При этих словах моя гордая кровь загорелась еще жарче, и, безразличный к жизни и смерти, глядя на мерзкое зрелище, я ответил:
— У тебя много легионов, но в них нет человека, который мог бы это сделать. Позови своих рабов, пусть попробуют!
Он засмеялся, в то время как жрец и девушка смотрели на меня широко раскрытыми от изумления глазами. Затем царь сделал знак правой рукой, левой все еще играя с волосами девушки, и я услышал шарканье, а затем топот ног сзади. Я обернулся и увидел, что отряд стражи бежит на меня с опущенными копьями, а их капитан обнажил меч. Вместе с ним, их было одиннадцать. За неимением лучшего щита я сорвал с себя плащ и намотал его на левую руку, и, когда они бросились на меня с поднятыми копьями, выхватил из-за пояса меч.

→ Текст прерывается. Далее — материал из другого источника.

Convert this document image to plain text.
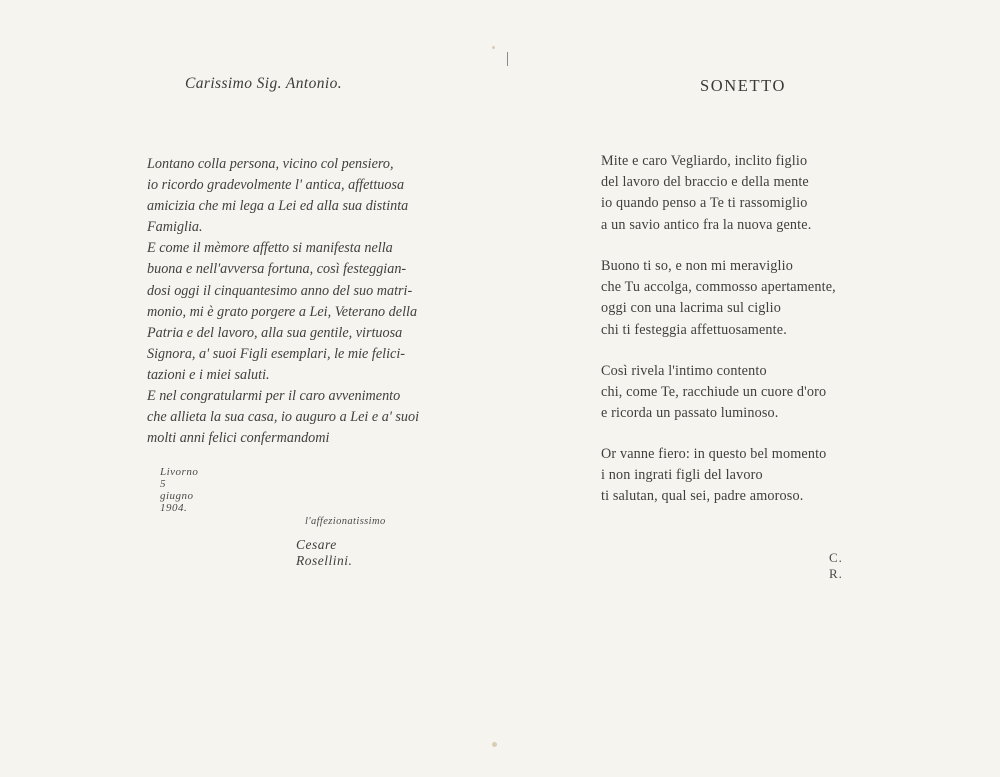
Carissimo Sig. Antonio.
Lontano colla persona, vicino col pensiero,
io ricordo gradevolmente l' antica, affettuosa
amicizia che mi lega a Lei ed alla sua distinta
Famiglia.
E come il mèmore affetto si manifesta nella
buona e nell'avversa fortuna, così festeggian-
dosi oggi il cinquantesimo anno del suo matri-
monio, mi è grato porgere a Lei, Veterano della
Patria e del lavoro, alla sua gentile, virtuosa
Signora, a' suoi Figli esemplari, le mie felici-
tazioni e i miei saluti.
E nel congratularmi per il caro avvenimento
che allieta la sua casa, io auguro a Lei e a' suoi
molti anni felici confermandomi
Livorno 5 giugno 1904.
l'affezionatissimo
Cesare Rosellini.
SONETTO
Mite e caro Vegliardo, inclito figlio
del lavoro del braccio e della mente
io quando penso a Te ti rassomiglio
a un savio antico fra la nuova gente.
Buono ti so, e non mi meraviglio
che Tu accolga, commosso apertamente,
oggi con una lacrima sul ciglio
chi ti festeggia affettuosamente.
Così rivela l'intimo contento
chi, come Te, racchiude un cuore d'oro
e ricorda un passato luminoso.
Or vanne fiero: in questo bel momento
i non ingrati figli del lavoro
ti salutan, qual sei, padre amoroso.
C. R.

Когда наконечники копий оказались в футе от моей груди, они остановились, и капитан приказал мне сдаться во имя Великого царя. Вместо ответа я ударил мечом сверху вниз и вбок и срезал добрых полдюжины древков, словно это был тростник. Острия копий звякнули о мраморный пол, когда я отшвырнул древки в сторону и нанес длинный горизонтальный удар по ряду лиц перед собой.

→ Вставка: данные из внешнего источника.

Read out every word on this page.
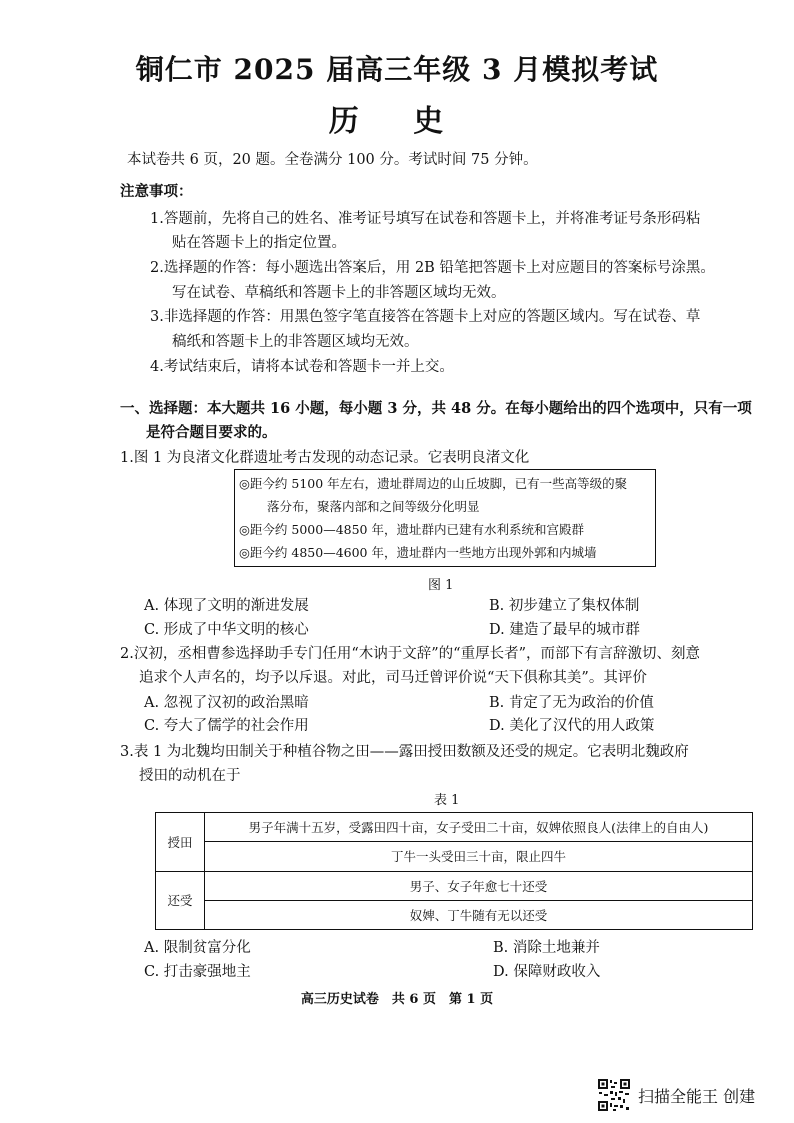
铜仁市 2025 届高三年级 3 月模拟考试
历 史
本试卷共 6 页，20 题。全卷满分 100 分。考试时间 75 分钟。
注意事项：
1.答题前，先将自己的姓名、准考证号填写在试卷和答题卡上，并将准考证号条形码粘
贴在答题卡上的指定位置。
2.选择题的作答：每小题选出答案后，用 2B 铅笔把答题卡上对应题目的答案标号涂黑。
写在试卷、草稿纸和答题卡上的非答题区域均无效。
3.非选择题的作答：用黑色签字笔直接答在答题卡上对应的答题区域内。写在试卷、草
稿纸和答题卡上的非答题区域均无效。
4.考试结束后，请将本试卷和答题卡一并上交。
一、选择题：本大题共 16 小题，每小题 3 分，共 48 分。在每小题给出的四个选项中，只有一项
是符合题目要求的。
1.图 1 为良渚文化群遗址考古发现的动态记录。它表明良渚文化
◎距今约 5100 年左右，遗址群周边的山丘坡脚，已有一些高等级的聚
落分布，聚落内部和之间等级分化明显
◎距今约 5000—4850 年，遗址群内已建有水利系统和宫殿群
◎距今约 4850—4600 年，遗址群内一些地方出现外郭和内城墙
图 1
A. 体现了文明的渐进发展	B. 初步建立了集权体制
C. 形成了中华文明的核心	D. 建造了最早的城市群
2.汉初，丞相曹参选择助手专门任用“木讷于文辞”的“重厚长者”，而部下有言辞激切、刻意
追求个人声名的，均予以斥退。对此，司马迁曾评价说“天下俱称其美”。其评价
A. 忽视了汉初的政治黑暗	B. 肯定了无为政治的价值
C. 夸大了儒学的社会作用	D. 美化了汉代的用人政策
3.表 1 为北魏均田制关于种植谷物之田——露田授田数额及还受的规定。它表明北魏政府
授田的动机在于
表 1
授田	男子年满十五岁，受露田四十亩，女子受田二十亩，奴婢依照良人(法律上的自由人)
	丁牛一头受田三十亩，限止四牛
还受	男子、女子年愈七十还受
	奴婢、丁牛随有无以还受
A. 限制贫富分化	B. 消除土地兼并
C. 打击豪强地主	D. 保障财政收入
高三历史试卷　共 6 页　第 1 页
扫描全能王 创建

Хорошая сталь пробила себе дорогу сквозь плоть, кости и ремни шлемов, и когда хлынула кровь, меня охватило знакомое упоение боем. Давно забытый боевой клич Армена вырвался из моего горла, и я рубил направо и налево, резал и колол, каждым ударом посылая человека наземь с расколотым черепом или разбитой грудью, вновь и вновь пробивая доспехи, пока двое или трое оставшихся на глазах своего хозяина не убежали прочь, вопя от страха. Я бы сказал, что все, кроме одного, потому что в суматохе капитан стражи подкрался ко мне сзади и ударил в спину железным мечом. Удар был ловким и на мгновение сбил мне дыхание, но кольчуга выдержала, а несчастный клинок согнулся пополам от силы удара.
Когда я повернулся к нему, я услышал, как царь кричит дрожащим от гнева голосом:
— Удар труса, Зиркал! За это я с тебя живьем шкуру спущу, если ты его убил… Клянусь Бэлом и Ашшуром, нет, он даже не ранен! Что это за чудо?
Пока Тиглат говорил, я повернулся к дрожащему негодяю, который стоял, недоуменно уставившись на смятый клинок, и опустил меч за пояс, потому что не хотел пачкать меч его грязной кровью. Я взял Зиркала за горло и сказал громко, чтобы царь мог услышать:
— Дурак и трус в придачу! Разве я не говорил тебе вчера вечером, что в Ниневии нет оружия, способного причинить мне вред? Ты думал привести меня к смерти. Теперь я отведу тебя к твоей.
С этими словами я еще крепче сжал его горло одной рукой, а другой схватил его за пояс, поднял и понес к изумленному хозяину. Взмахнув им высоко над головой, я прокричал:
— Забери своего раба, царь, потому что мне не нужен такой пес!
И с этими словами я швырнул его на ступеньки с такой силой, что его череп раскололся, доспехи разлетелись на куски, а кровь и мозги брызнули на ноги Тигра-Владыки и запачкали белое одеяние съежившейся, дрожащей девушки, которая сидела у его ног.